Description
In the vote thread for Avro 1.8.0-rc2, busbey noticed that phunt's avro-rpc-quickstart fails:
busbey$ ruby sample_ipc_client.rb avro_user pat Hello_World Avro::IO::AvroTypeError: The datum "\x89\xA9\xD1\xFF@NUm\xEA\x9A\xFB\xDAx\xF5Zq" is not an example of schema {"type":"fixed","name":"MD5","namespace":"org.apache.avro.ipc","size":16} write_data at /Users/busbey/.rvm/gems/jruby-1.7.3/gems/avro-1.8.0/lib/avro/io.rb:543 write_record at /Users/busbey/.rvm/gems/jruby-1.7.3/gems/avro-1.8.0/lib/avro/io.rb:610 each at org/jruby/RubyArray.java:1613 write_record at /Users/busbey/.rvm/gems/jruby-1.7.3/gems/avro-1.8.0/lib/avro/io.rb:609 write_data at /Users/busbey/.rvm/gems/jruby-1.7.3/gems/avro-1.8.0/lib/avro/io.rb:561 write at /Users/busbey/.rvm/gems/jruby-1.7.3/gems/avro-1.8.0/lib/avro/io.rb:538 write_handshake_request at /Users/busbey/.rvm/gems/jruby-1.7.3/gems/avro-1.8.0/lib/avro/ipc.rb:136 request at /Users/busbey/.rvm/gems/jruby-1.7.3/gems/avro-1.8.0/lib/avro/ipc.rb:105 request at /Users/busbey/.rvm/gems/jruby-1.7.3/gems/avro-1.8.0/lib/avro/ipc.rb:117 (root) at sample_ipc_client.rb:49
I tried reproducing the error, and it is quite strange. avro-rpc-quickstart works fine for me in Ruby (MRI) 2.2 and 2.1, and in JRuby 1.7.23. However, busbey was using JRuby 1.7.3 (as visible from the path names above), and in this particular version of JRuby I was able to reproduce the issue.

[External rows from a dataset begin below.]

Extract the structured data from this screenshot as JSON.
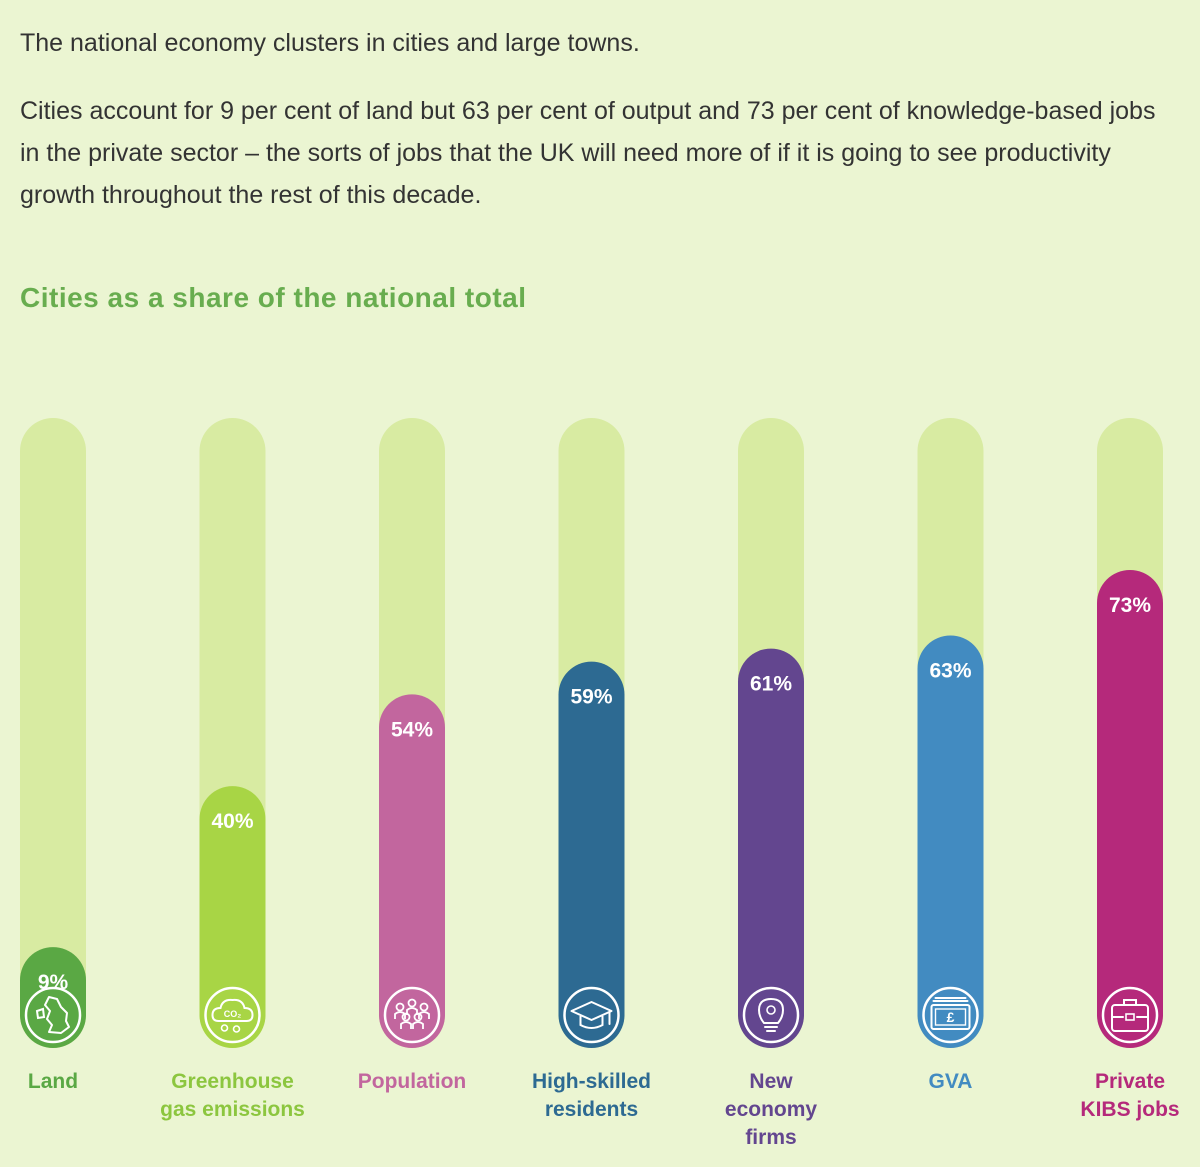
{
  "intro": {
    "paragraph1": "The national economy clusters in cities and large towns.",
    "paragraph2": "Cities account for 9 per cent of land but 63 per cent of output and 73 per cent of knowledge-based jobs in the private sector – the sorts of jobs that the UK will need more of if it is going to see productivity growth throughout the rest of this decade."
  },
  "colors": {
    "background": "#ebf5d2",
    "track": "#d8eba2",
    "title": "#68ad4f",
    "text": "#333333"
  },
  "chart_data": {
    "type": "bar",
    "title": "Cities as a share of the national total",
    "xlabel": "",
    "ylabel": "",
    "ylim": [
      0,
      100
    ],
    "unit": "%",
    "grid": false,
    "categories": [
      {
        "label_lines": [
          "Land"
        ],
        "value": 9,
        "display": "9%",
        "color": "#5aa844",
        "label_color": "#5aa844",
        "icon": "uk-map-icon"
      },
      {
        "label_lines": [
          "Greenhouse",
          "gas emissions"
        ],
        "value": 40,
        "display": "40%",
        "color": "#a8d545",
        "label_color": "#8cc63f",
        "icon": "co2-cloud-icon"
      },
      {
        "label_lines": [
          "Population"
        ],
        "value": 54,
        "display": "54%",
        "color": "#c2669e",
        "label_color": "#c2669e",
        "icon": "people-icon"
      },
      {
        "label_lines": [
          "High-skilled",
          "residents"
        ],
        "value": 59,
        "display": "59%",
        "color": "#2d6a92",
        "label_color": "#2d6a92",
        "icon": "graduation-cap-icon"
      },
      {
        "label_lines": [
          "New",
          "economy",
          "firms"
        ],
        "value": 61,
        "display": "61%",
        "color": "#63468f",
        "label_color": "#63468f",
        "icon": "lightbulb-icon"
      },
      {
        "label_lines": [
          "GVA"
        ],
        "value": 63,
        "display": "63%",
        "color": "#428bc1",
        "label_color": "#428bc1",
        "icon": "banknote-icon"
      },
      {
        "label_lines": [
          "Private",
          "KIBS jobs"
        ],
        "value": 73,
        "display": "73%",
        "color": "#b5297b",
        "label_color": "#b5297b",
        "icon": "briefcase-icon"
      }
    ]
  }
}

It seems that in some circumstances (but not always, bizarrely), JRuby 1.7.3 returns a UTF-8 encoded string from Digest::MD5.digest, rather than a binary-encoded string. Schema.validate checks that the string is suitable for writing as datum for a fixed type by calling #size. In this case, although the MD5 digest of the schema is a 16-byte string, if you interpret it as a UTF-8 encoded string, it consists of only 13 characters (i.e. some sequences are interpreted as multibyte characters).
Rather than trying to divine why JRuby is being weird here, I think this is an opportunity to fix Avro's handling of strings to make it robust against unexpected encodings.